Verfall des Philosophierens zu Schuldisziplinen

Wenn versucht wird, den Gesamtbestand des antiken Philosophierens in Schuldisziplinen einzufächern, ist damit zugleich gesagt, daß die Art des Erkennens nicht ein lebendiges Philosophieren aus den Problemen selbst heraus ist, sondern dergestalt, wie sonst Wissensgebiete in den Wissenschaften behandelt werden. Die Behandlungsart dieser Gebiete der Philosophie wird jetzt zu einer Wissenschaft, zur εστημη im Aristotelischen Sinne.
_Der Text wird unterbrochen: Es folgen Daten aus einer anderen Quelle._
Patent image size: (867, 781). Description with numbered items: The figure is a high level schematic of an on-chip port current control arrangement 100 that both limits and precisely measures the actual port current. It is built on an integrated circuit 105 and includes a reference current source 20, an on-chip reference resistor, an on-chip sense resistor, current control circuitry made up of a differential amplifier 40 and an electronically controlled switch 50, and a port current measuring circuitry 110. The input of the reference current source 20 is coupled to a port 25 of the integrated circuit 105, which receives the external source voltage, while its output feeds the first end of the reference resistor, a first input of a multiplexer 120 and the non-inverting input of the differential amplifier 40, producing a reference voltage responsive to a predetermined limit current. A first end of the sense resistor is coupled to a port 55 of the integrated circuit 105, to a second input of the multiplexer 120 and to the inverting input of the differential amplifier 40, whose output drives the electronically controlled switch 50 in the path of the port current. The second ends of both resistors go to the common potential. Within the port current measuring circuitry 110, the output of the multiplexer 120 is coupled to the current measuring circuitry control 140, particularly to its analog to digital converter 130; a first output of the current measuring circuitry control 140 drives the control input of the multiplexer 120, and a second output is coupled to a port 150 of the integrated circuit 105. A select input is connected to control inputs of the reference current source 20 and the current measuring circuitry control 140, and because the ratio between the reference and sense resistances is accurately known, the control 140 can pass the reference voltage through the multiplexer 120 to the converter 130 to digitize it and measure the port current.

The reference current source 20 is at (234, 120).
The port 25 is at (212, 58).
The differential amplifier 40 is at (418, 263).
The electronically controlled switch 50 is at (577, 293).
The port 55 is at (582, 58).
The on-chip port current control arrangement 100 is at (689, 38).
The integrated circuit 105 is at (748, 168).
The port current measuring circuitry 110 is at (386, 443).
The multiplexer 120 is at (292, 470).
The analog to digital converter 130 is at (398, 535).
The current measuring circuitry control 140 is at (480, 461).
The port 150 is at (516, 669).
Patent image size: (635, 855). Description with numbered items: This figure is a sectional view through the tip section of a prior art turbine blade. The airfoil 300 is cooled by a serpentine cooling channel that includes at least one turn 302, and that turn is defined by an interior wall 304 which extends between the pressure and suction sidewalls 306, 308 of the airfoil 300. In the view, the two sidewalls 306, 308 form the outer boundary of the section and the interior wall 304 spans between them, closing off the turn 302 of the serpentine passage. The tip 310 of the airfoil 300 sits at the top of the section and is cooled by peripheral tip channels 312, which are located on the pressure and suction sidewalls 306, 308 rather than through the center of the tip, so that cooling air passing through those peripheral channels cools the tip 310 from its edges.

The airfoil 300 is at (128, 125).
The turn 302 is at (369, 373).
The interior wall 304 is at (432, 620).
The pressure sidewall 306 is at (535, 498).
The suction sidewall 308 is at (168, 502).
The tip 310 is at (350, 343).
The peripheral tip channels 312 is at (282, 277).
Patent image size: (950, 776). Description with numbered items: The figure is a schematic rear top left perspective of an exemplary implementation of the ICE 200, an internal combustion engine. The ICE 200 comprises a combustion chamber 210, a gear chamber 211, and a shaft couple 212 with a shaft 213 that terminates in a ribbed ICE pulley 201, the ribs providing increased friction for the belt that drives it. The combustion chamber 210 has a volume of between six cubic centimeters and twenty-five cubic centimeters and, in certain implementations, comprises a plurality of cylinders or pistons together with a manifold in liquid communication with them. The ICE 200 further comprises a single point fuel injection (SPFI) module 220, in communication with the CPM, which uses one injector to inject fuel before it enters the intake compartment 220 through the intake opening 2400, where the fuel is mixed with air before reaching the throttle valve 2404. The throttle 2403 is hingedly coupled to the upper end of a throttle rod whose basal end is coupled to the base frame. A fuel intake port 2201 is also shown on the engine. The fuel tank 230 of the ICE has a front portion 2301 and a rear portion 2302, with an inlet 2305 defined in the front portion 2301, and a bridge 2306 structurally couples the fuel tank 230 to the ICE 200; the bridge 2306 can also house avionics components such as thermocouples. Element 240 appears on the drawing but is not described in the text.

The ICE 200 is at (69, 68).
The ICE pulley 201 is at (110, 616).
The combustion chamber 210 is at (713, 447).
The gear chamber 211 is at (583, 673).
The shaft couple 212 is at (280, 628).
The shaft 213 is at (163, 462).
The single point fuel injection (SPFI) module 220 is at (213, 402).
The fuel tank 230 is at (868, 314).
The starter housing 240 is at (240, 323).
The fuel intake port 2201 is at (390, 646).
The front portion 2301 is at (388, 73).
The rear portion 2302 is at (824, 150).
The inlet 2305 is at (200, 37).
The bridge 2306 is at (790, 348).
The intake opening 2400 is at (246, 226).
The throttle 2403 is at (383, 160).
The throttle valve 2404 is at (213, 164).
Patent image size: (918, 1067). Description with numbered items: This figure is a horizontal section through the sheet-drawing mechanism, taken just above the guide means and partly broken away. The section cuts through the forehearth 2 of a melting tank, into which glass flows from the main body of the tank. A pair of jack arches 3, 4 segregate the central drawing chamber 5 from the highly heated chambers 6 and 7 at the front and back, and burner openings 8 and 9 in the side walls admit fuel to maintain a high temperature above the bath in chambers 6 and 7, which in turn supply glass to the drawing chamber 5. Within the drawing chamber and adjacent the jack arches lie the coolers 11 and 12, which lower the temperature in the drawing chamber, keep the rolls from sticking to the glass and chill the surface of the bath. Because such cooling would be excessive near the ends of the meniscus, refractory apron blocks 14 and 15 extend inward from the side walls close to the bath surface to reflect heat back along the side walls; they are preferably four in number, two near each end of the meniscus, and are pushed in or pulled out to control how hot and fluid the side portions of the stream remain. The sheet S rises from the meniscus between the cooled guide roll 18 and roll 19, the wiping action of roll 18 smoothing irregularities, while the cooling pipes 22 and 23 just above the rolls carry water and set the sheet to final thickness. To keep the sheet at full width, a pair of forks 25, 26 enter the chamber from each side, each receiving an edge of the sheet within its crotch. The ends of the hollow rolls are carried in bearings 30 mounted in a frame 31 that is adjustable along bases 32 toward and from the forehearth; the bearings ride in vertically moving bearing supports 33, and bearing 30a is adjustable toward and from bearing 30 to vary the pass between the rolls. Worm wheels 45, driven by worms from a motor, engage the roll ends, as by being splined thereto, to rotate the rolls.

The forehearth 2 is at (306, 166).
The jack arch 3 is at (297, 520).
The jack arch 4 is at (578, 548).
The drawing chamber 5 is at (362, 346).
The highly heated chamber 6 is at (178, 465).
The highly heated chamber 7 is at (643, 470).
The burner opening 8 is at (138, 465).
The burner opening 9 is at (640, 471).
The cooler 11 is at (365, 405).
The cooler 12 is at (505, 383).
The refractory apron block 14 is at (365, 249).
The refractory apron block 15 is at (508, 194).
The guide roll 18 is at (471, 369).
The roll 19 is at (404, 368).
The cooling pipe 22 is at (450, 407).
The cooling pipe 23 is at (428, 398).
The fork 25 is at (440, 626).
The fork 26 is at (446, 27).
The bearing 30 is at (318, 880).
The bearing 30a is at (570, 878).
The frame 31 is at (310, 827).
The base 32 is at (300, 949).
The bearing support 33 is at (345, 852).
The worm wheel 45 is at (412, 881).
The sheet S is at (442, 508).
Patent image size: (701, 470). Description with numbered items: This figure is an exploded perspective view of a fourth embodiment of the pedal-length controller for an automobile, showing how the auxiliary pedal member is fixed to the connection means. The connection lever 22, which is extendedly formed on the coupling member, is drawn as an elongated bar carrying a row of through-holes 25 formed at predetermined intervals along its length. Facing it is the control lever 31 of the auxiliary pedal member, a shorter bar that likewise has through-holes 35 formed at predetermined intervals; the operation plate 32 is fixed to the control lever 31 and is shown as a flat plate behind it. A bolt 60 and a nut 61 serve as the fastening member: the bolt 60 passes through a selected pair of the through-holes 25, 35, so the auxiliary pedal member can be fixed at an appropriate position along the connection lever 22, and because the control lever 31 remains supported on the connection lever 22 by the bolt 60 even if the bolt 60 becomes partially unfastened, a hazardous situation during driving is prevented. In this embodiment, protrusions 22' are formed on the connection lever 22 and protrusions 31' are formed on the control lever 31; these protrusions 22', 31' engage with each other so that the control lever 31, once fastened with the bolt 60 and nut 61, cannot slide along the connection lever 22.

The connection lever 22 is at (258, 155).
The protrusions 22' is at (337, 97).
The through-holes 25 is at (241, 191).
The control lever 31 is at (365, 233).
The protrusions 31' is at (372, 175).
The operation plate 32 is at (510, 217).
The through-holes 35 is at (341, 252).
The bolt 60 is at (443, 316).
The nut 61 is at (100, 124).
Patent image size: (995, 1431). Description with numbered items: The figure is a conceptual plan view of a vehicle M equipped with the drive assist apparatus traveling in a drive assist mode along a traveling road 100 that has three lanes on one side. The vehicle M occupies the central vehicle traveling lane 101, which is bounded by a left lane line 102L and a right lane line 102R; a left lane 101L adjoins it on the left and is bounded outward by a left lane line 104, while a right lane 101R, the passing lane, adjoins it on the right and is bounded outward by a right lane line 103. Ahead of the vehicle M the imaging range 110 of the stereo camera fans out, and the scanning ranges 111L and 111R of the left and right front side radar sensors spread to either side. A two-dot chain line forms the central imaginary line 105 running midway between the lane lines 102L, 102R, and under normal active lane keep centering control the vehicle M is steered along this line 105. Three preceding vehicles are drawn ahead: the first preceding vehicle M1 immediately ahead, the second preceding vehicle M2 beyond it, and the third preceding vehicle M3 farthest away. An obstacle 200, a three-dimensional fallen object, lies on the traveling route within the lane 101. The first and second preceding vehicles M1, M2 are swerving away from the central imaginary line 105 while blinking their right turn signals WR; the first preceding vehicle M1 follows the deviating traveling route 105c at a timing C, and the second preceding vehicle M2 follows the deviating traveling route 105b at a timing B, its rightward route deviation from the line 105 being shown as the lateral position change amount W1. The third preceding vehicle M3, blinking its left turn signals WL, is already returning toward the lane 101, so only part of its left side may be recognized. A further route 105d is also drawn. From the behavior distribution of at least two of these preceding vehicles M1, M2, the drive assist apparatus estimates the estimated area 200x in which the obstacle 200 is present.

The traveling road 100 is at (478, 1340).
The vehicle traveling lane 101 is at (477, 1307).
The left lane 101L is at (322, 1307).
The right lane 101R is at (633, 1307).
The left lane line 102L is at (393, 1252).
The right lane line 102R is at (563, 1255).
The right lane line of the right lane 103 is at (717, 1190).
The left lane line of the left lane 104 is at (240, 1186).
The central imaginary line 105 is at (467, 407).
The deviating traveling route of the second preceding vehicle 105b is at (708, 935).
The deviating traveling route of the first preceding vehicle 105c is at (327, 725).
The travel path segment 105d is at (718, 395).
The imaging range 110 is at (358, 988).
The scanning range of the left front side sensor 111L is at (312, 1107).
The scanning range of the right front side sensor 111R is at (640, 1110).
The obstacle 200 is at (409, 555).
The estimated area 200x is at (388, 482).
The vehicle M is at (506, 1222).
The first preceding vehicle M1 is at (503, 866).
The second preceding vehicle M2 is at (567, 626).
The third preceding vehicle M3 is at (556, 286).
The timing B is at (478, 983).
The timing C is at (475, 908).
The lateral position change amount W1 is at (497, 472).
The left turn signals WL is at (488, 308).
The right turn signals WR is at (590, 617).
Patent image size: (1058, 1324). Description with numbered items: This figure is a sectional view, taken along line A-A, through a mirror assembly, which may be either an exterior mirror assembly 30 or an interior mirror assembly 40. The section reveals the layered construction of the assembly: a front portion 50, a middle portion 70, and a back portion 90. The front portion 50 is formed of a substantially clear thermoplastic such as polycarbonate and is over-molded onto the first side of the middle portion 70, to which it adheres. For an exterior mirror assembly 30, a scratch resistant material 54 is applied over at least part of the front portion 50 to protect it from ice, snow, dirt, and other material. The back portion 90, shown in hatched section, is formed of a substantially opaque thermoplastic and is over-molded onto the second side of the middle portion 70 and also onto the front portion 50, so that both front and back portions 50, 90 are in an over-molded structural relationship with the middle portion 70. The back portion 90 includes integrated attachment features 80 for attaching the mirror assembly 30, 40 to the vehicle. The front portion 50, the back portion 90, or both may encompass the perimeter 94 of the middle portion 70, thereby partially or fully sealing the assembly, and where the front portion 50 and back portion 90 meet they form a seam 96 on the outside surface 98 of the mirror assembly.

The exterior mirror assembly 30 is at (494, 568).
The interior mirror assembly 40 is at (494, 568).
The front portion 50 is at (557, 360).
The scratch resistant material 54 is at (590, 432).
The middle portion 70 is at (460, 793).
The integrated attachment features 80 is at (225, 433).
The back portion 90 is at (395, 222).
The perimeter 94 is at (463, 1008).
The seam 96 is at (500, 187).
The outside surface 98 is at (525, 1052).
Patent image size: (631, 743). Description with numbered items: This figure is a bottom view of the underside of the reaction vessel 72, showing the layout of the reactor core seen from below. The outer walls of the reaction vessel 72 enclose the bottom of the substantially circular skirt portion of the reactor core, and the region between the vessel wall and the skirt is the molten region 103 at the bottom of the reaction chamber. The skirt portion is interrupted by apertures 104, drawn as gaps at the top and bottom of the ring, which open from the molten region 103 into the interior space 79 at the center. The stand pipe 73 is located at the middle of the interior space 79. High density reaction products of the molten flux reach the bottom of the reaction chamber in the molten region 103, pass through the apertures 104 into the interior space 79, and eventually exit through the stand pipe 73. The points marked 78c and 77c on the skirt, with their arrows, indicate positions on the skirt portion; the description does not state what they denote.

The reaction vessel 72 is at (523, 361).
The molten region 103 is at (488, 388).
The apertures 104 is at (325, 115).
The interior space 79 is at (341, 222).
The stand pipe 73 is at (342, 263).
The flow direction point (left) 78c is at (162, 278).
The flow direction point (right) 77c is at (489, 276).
Dieser Prozeß der schulmäßen Ausbildung und damit des Verfalls des eigentlichen Philosophierens setzt schon ein zur Zeit Platons in seiner eigenen Schulakademie.

H***
(Die Grundbegriffe der Metaphysik, S. 54-5).

Angriff der Philosophie

Es wäre ein Mißverständnis, wollten wir diesen Eindruck der Hoffnungslosigkeit des Philosophierens im geringsten abschwächen oder nachträglich vermitteln, indem wir darauf hinweisen, daß es am Ende so schlimm doch nicht steht, daß die Philosophie in der Geschichte der Menschheit mancherlei geleistet hat und dergleichen. Das ist aber nur Gerede, das von der Philosophie wegredet. Vielmehr muß dieser Schrecken erhalten und durchgehalten werden. In ihm offenbart sich gerade ein Wesentliches alles philosophischen Begreifens, daß der philosophische Begriff ein Angriff ist auf den Menschen und gar auf den Menschen im Ganzen — aufgejagt aus der Alltäglichkeit und zurückgejagt in den Grund der Dinge. Der Angreifer aber ist nicht der Mensch, das zweifelhafte Subjekt des Alltags und der Wissensseligkeit, sondern das Da-sein im Menschen richtet im Philosophieren den Angriff auf den Menschen.

H***
(Die Grundbegriffe der Metaphysik, S. 31).

Philosophie und Beruhigung

Philosophie ist das Gegenteil aller Beruhigung und Versicherung. Sie ist der Wirbel, in den der Mensch hereingewirbelt wird, um so allein ohne Phantastik das Dasein zu begreifen. Gerade weil diese Wahrheit solchen Begreifens ein Letztes und Äußerstes ist, hat sie die höchste Ungewißheit zur ständigen und gefährlichen Nachbarschaft.

H***
(Die Grundbegriffe der Metaphysik, S. 28-29).

Ungewiss

Wie sind des Philosophierens ungewiß

H***
(Die Grundbegriffe der Metaphysik, S. 27).

Eingang der Akademie

ουδεις αγεωμετρητος εισιτω: Keiner soll Zugang haben, der nicht in der Geometrie, in der mathematischen Erkenntnis, bewandert ist.

H***
(Die Grundbegriffe der Metaphysik, S. 23).

Leerste Erkenntnis

Wenn wir diesen Zusammenhang zwischen mathematischer Erkenntnis und philosophischer Erkenntnis von vornherein grundsätzlich ablehnen, ist das Motiv für diese Ablehnung dieses: Die mathematische Erkenntnis ist in sich ihrem Gehalte nach, obwohl sie gegenständlich eine großen Reichtum einschließt, die leerste Erkenntnis, die sich denken läßt, und als diese zugleich für den Menschen die unverbindlichste..

H***
(Die Grundbegriffe der Metaphysik, S. 25).